Alors même que la privatisation1 de l’éducation est un phénomène en croissance, et que la littérature a largement documenté ses conséquences néfastes, telles que l’augmentation des inégalités scolaires et sociales, il demeure difficile d’avoir accès aux données qui permettent des analyses en profondeur sur cette thématique. Plus précisément, l’indisponibilité ou la faible qualité des statistiques, ainsi que d’autres entraves à la conduite de recherches sur le terrain, empêchent une compréhension fine de ces processus, aussi bien dans les pays du Nord que du Sud. Par ailleurs, de nombreuses études dans le domaine sont souvent financées par des lobbys puissants pro-privés, remettant en cause l’impartialité des conclusions formulées2.

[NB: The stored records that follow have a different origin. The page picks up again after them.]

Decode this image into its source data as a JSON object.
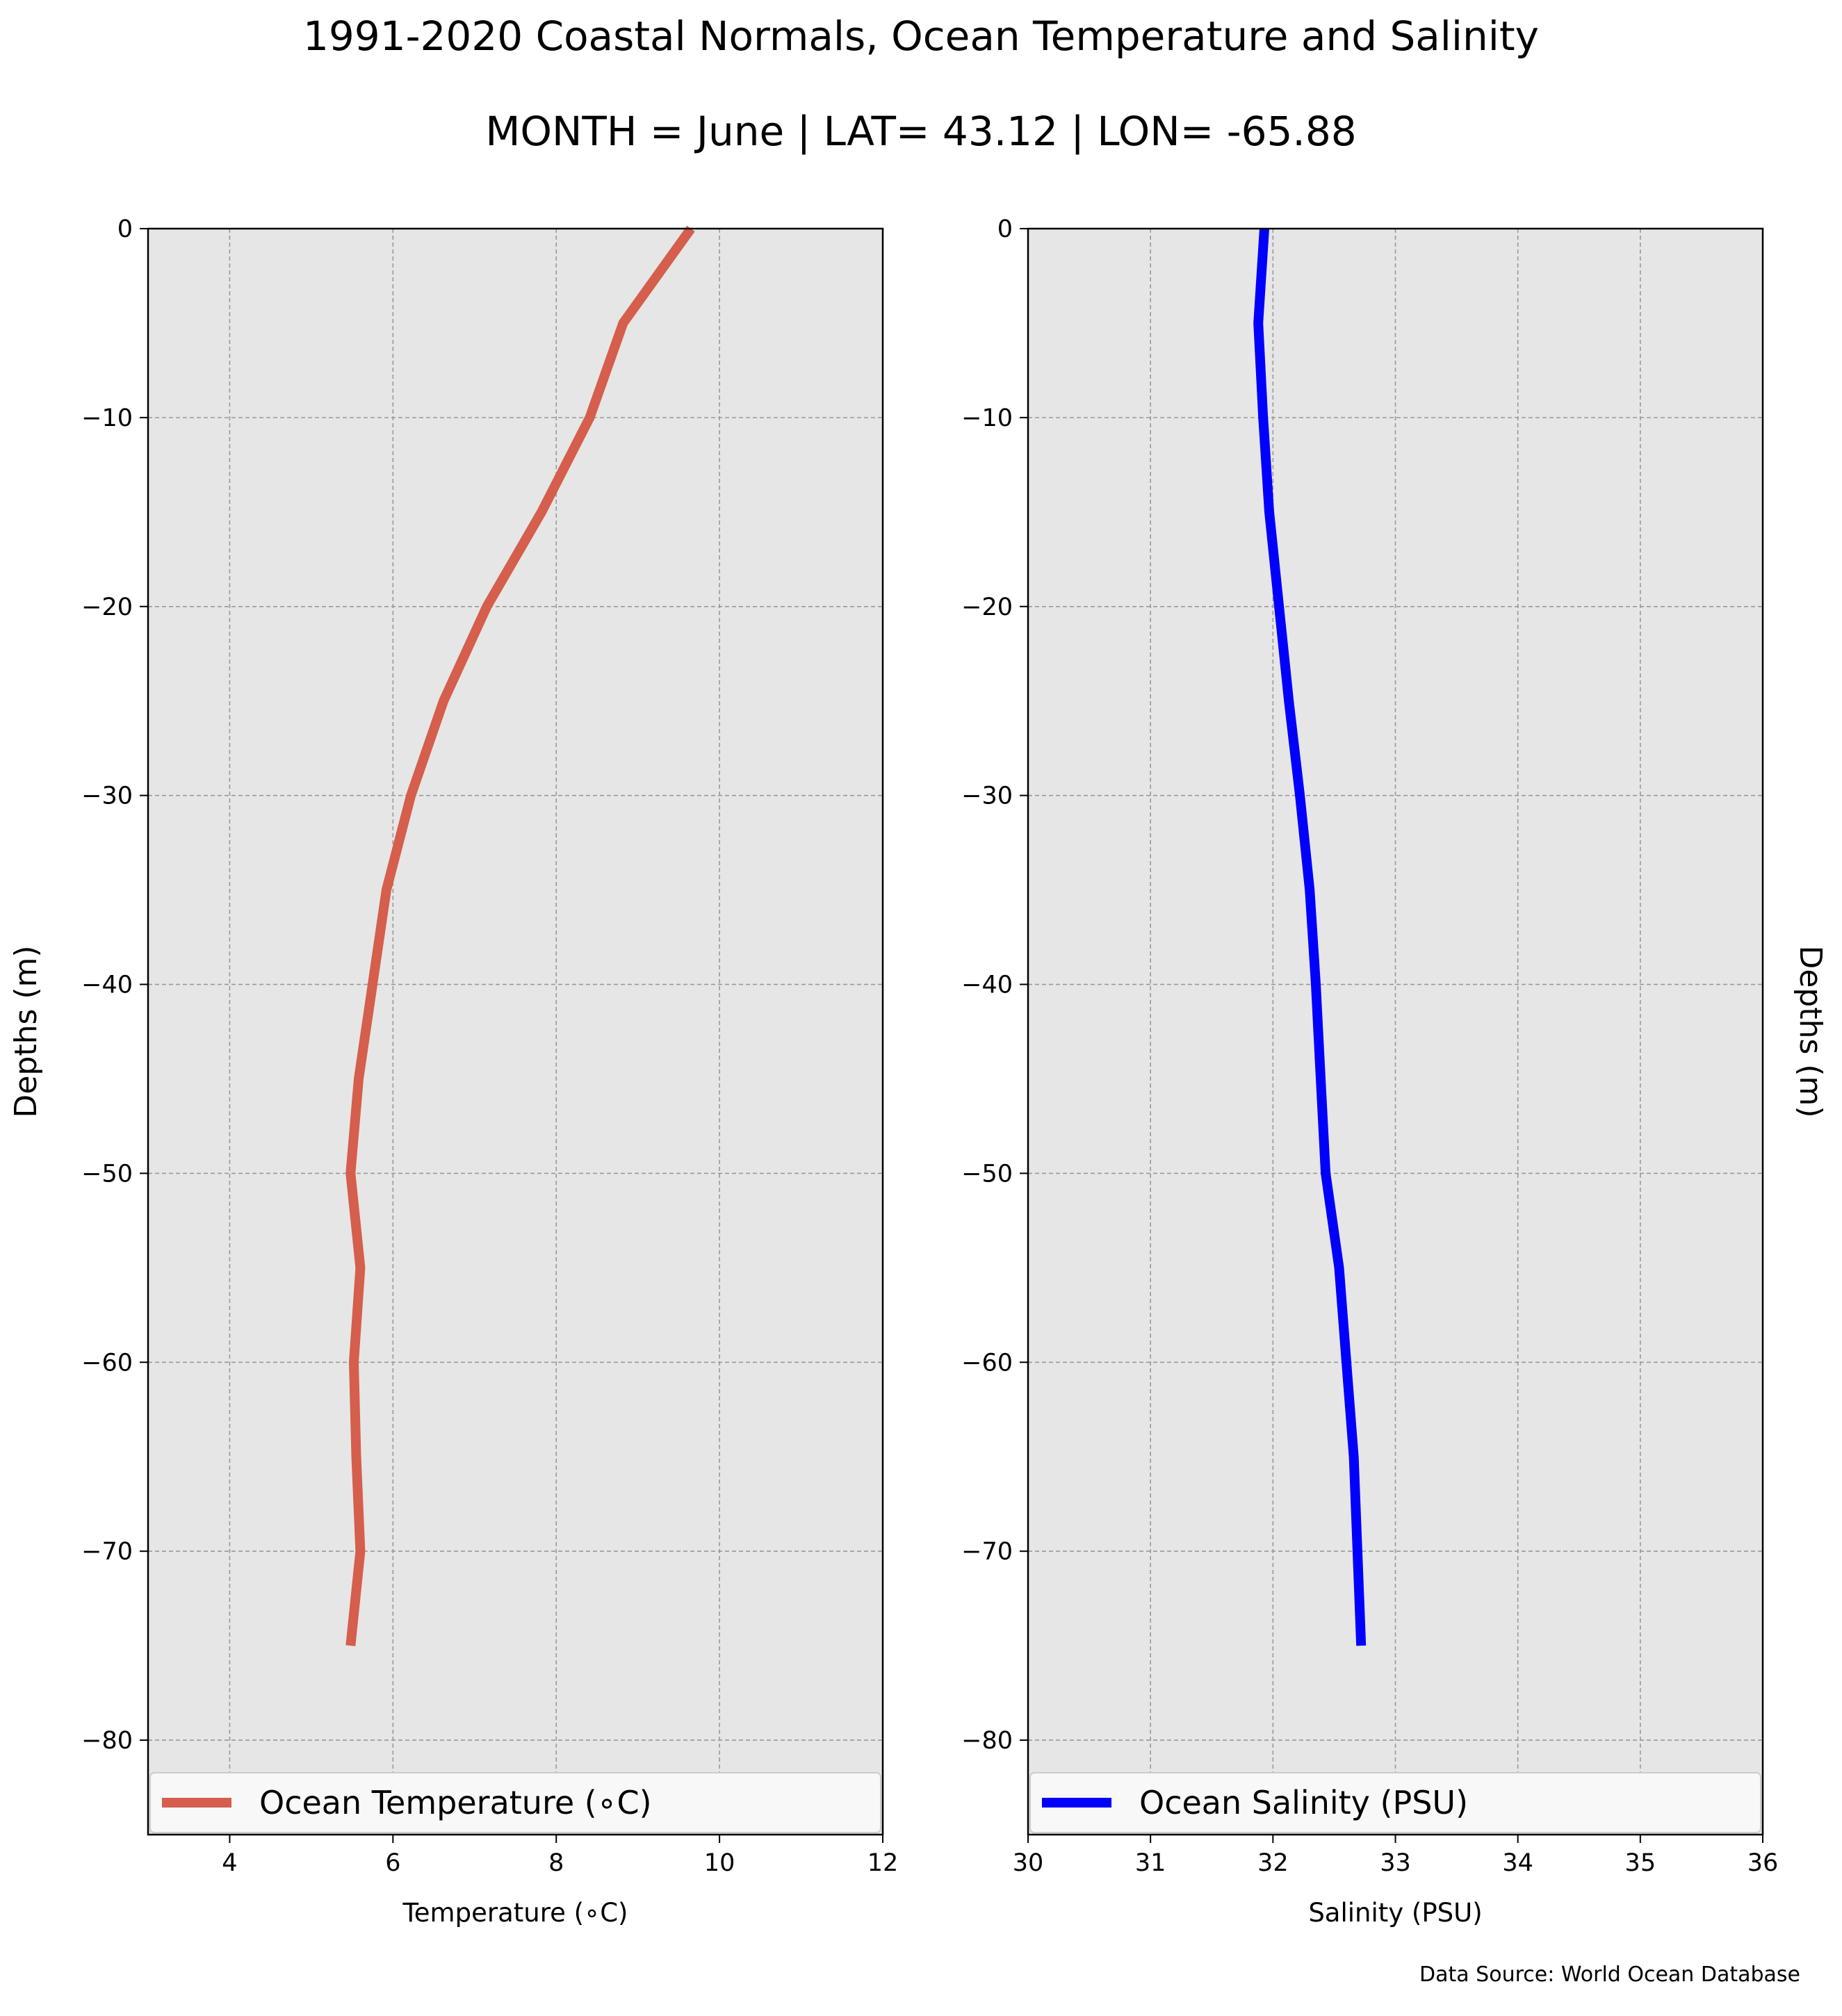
{
  "title": "1991-2020 Coastal Normals, Ocean Temperature and Salinity",
  "subtitle": "MONTH = June | LAT= 43.12 | LON= -65.88",
  "source_note": "Data Source: World Ocean Database",
  "colors": {
    "axes_bg": "#e6e6e6",
    "grid": "#999999",
    "temperature_line": "#d55e4c",
    "salinity_line": "#0000ff",
    "legend_bg": "#f8f8f8"
  },
  "chart_data": [
    {
      "type": "line",
      "title": "",
      "xlabel": "Temperature (∘C)",
      "ylabel": "Depths (m)",
      "xlim": [
        3,
        12
      ],
      "ylim": [
        -85,
        0
      ],
      "xticks": [
        4,
        6,
        8,
        10,
        12
      ],
      "xtick_labels": [
        "4",
        "6",
        "8",
        "10",
        "12"
      ],
      "yticks": [
        0,
        -10,
        -20,
        -30,
        -40,
        -50,
        -60,
        -70,
        -80
      ],
      "ytick_labels": [
        "0",
        "−10",
        "−20",
        "−30",
        "−40",
        "−50",
        "−60",
        "−70",
        "−80"
      ],
      "grid": true,
      "legend_position": "bottom",
      "series": [
        {
          "name": "Ocean Temperature (∘C)",
          "color": "#d55e4c",
          "x": [
            9.65,
            8.82,
            8.41,
            7.82,
            7.15,
            6.62,
            6.22,
            5.92,
            5.75,
            5.58,
            5.48,
            5.6,
            5.52,
            5.55,
            5.6,
            5.48
          ],
          "y": [
            0,
            -5,
            -10,
            -15,
            -20,
            -25,
            -30,
            -35,
            -40,
            -45,
            -50,
            -55,
            -60,
            -65,
            -70,
            -75
          ]
        }
      ]
    },
    {
      "type": "line",
      "title": "",
      "xlabel": "Salinity (PSU)",
      "ylabel": "Depths (m)",
      "xlim": [
        30,
        36
      ],
      "ylim": [
        -85,
        0
      ],
      "xticks": [
        30,
        31,
        32,
        33,
        34,
        35,
        36
      ],
      "xtick_labels": [
        "30",
        "31",
        "32",
        "33",
        "34",
        "35",
        "36"
      ],
      "yticks": [
        0,
        -10,
        -20,
        -30,
        -40,
        -50,
        -60,
        -70,
        -80
      ],
      "ytick_labels": [
        "0",
        "−10",
        "−20",
        "−30",
        "−40",
        "−50",
        "−60",
        "−70",
        "−80"
      ],
      "grid": true,
      "legend_position": "bottom",
      "series": [
        {
          "name": "Ocean Salinity (PSU)",
          "color": "#0000ff",
          "x": [
            31.93,
            31.88,
            31.92,
            31.97,
            32.05,
            32.13,
            32.22,
            32.3,
            32.35,
            32.39,
            32.43,
            32.54,
            32.6,
            32.66,
            32.69,
            32.72
          ],
          "y": [
            0,
            -5,
            -10,
            -15,
            -20,
            -25,
            -30,
            -35,
            -40,
            -45,
            -50,
            -55,
            -60,
            -65,
            -70,
            -75
          ]
        }
      ]
    }
  ]
}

“Au cours de leurs travaux, les rapporteures se sont heurtées à la difficulté à définir précisément l’enseignement supérieur privé à but lucratif et au manque de données publiques en la matière. Il n’existe en effet aucune définition juridique de l’enseignement supérieur privé à but lucratif et les outils statistiques du ministère ne permettent qu’un suivi très partiel du secteur, alors que des centaines de milliers d’étudiants sont concernés” (Assemblée nationale française, 2024) “Même lorsque des informations sur les écoles sont accessibles au public, il arrive qu’elles soient peu pertinentes ou trompeuses : les mesures de la qualité des écoles sont habituellement peu significatives, simplistes, voire parfois biaisées pour certaines écoles, qui manipulent les données à leur avantage” (GEMR UNESCO, 2021) |
Ainsi, sans informations fiables, comment bâtir des politiques qui garantissent un accès équitable à une éducation de qualité comme le prévoit l’ensemble des déclarations internationales en la matière ? Si l’ensemble des acteurs/trices engagé-es dans l’éducation partagent cette vision, alors pourquoi limiter l’accès aux données ? Outre la faiblesse liée à la qualité des outils de contrôle et de régulation, l’on émet l’hypothèse que les études sur ce thème pourraient interroger de près des sphères d’influence économique et politique pouvant nuire à leurs intérêts. Cela peut même amener des chercheur-es à s’auto-censurer ou à abandonner les études sur ces défis majeurs, car se sentant en danger.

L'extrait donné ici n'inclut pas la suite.